The crowd, celebrating inversion in festival, rejects the constant embodiment of other, inverse, and carnival thereby denigrating a young man whose physical form visibly disturbs their sense of normalcy in a fair for the celebration of disruption. During a time when the purpose of gathering is meant to capitalize on the reification of otherness and the liberation of the physical from cultural norms, mores, and expectations, one who cannot shift their appearance from normal to abnormal suffers and finds themselves as defined visually by a hunchback that can neither be shrugged off nor ignored when they are “outed.” Their appearance then defines them and sets them apart.

Quasimodo returns to the bell tower for sanctuary. In the church, his visibility is still limited. He does not come into contact with the public but instead lives caring for the bells in the company of gargoyles who, with Disney’s assistance, talk and chatter all day long. These grotesques in the film are horned, winged statues whose presence is of course another inversion, the world undone and topsy turvy. The animation of these stone sculptures in their conversation, flight, movement, etc. all add to the atmosphere of liberation. Their inversion is controlled though as they move within the walls of the church alone and are tied to one physical location. Petrified as they are, they retain their sense of mischief and their influence over Quasimodo. The church, however, holds sway over those who reside within its walls, human and inanimate alike, and ultimately exercises power in the city and over its people.
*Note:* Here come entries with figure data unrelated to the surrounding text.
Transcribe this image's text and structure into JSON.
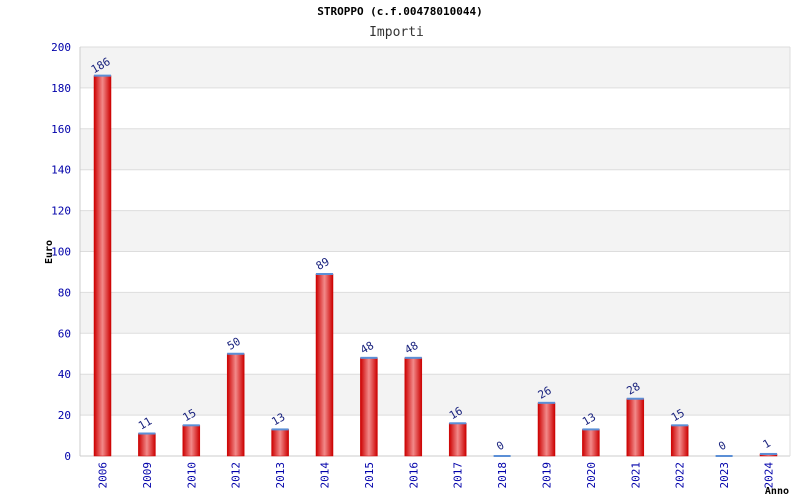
{
  "title": "STROPPO (c.f.00478010044)",
  "subtitle": "Importi",
  "chart_data": {
    "type": "bar",
    "categories": [
      "2006",
      "2009",
      "2010",
      "2012",
      "2013",
      "2014",
      "2015",
      "2016",
      "2017",
      "2018",
      "2019",
      "2020",
      "2021",
      "2022",
      "2023",
      "2024"
    ],
    "values": [
      186,
      11,
      15,
      50,
      13,
      89,
      48,
      48,
      16,
      0,
      26,
      13,
      28,
      15,
      0,
      1
    ],
    "data_labels": [
      "186",
      "11",
      "15",
      "50",
      "13",
      "89",
      "48",
      "48",
      "16",
      "0",
      "26",
      "13",
      "28",
      "15",
      "0",
      "1"
    ],
    "title": "STROPPO (c.f.00478010044)",
    "subtitle": "Importi",
    "xlabel": "Anno",
    "ylabel": "Euro",
    "ylim": [
      0,
      200
    ],
    "yticks": [
      0,
      20,
      40,
      60,
      80,
      100,
      120,
      140,
      160,
      180,
      200
    ],
    "grid": true,
    "legend": "none",
    "colors": {
      "bar_edge": "#cc0000",
      "bar_mid": "#f28a8a",
      "bar_top": "#5b8fd6",
      "band_shaded": "#f3f3f3",
      "band_plain": "#ffffff",
      "tick_text": "#0000aa",
      "value_text": "#1a237e"
    }
  }
}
According to our Babcock reading, “Religions…are very often built in antithesis to other persuasions” (18). The church in the film is the foil against which the festival is set. At the end, as Quasimodo along with the gypsy folk of Paris act in solidarity against the guards and forces on Frollo’s side, the church becomes a hellscape as its gargoyles perform outside of their petrified norm, fire pours from its gutters and through its columns, Esmerelda is nearly murdered at Frollo’s hands, and in turn Frollo is sent over the edge to his death in flame and stone. Quasimodo in the midst of all this cries out, “Sanctuary! Sanctuary! Sanctuary!”

Are we meant to observe this as the church offering safety and freedom from Frollo and his upper-class ilk? Are we meant to denote the topsy-turvy nature of the lower class overcoming the powerful Frollo and his cronies? Is that topsy-turvy? Is the church’s role in this film as a place of safety and also distress topsy-turvy? Here the church and the priest within it declare more often what it is rather than what it is not. It is a space for reflection and safety or sanctuary. Frollo, however, declares it as a space of regulation, defining the strictures around Quasimodo’s life including with whom he may be in contact, his role in society (as bell ringer alone), and the necessity for his hidden, undisclosed existence.

The outcast in this film is the underdog and the liberated in the end of the film. The assumption, as Disney-fication leads us to expect, is that they all lived happily ever after. Quasimodo is greeted warmly and accepted into the new social fold and life returns to normal. This new normal includes Quasimodo and his physical, visual deformity while the inner deformity and destructive nature of Frollo is rejected by society and he dies in the process. If Quasimodo’s inverse nature is accepted then is the social fabric of Paris in this film enacting inversion constantly in this new world where the Other is accepted rather than rejected?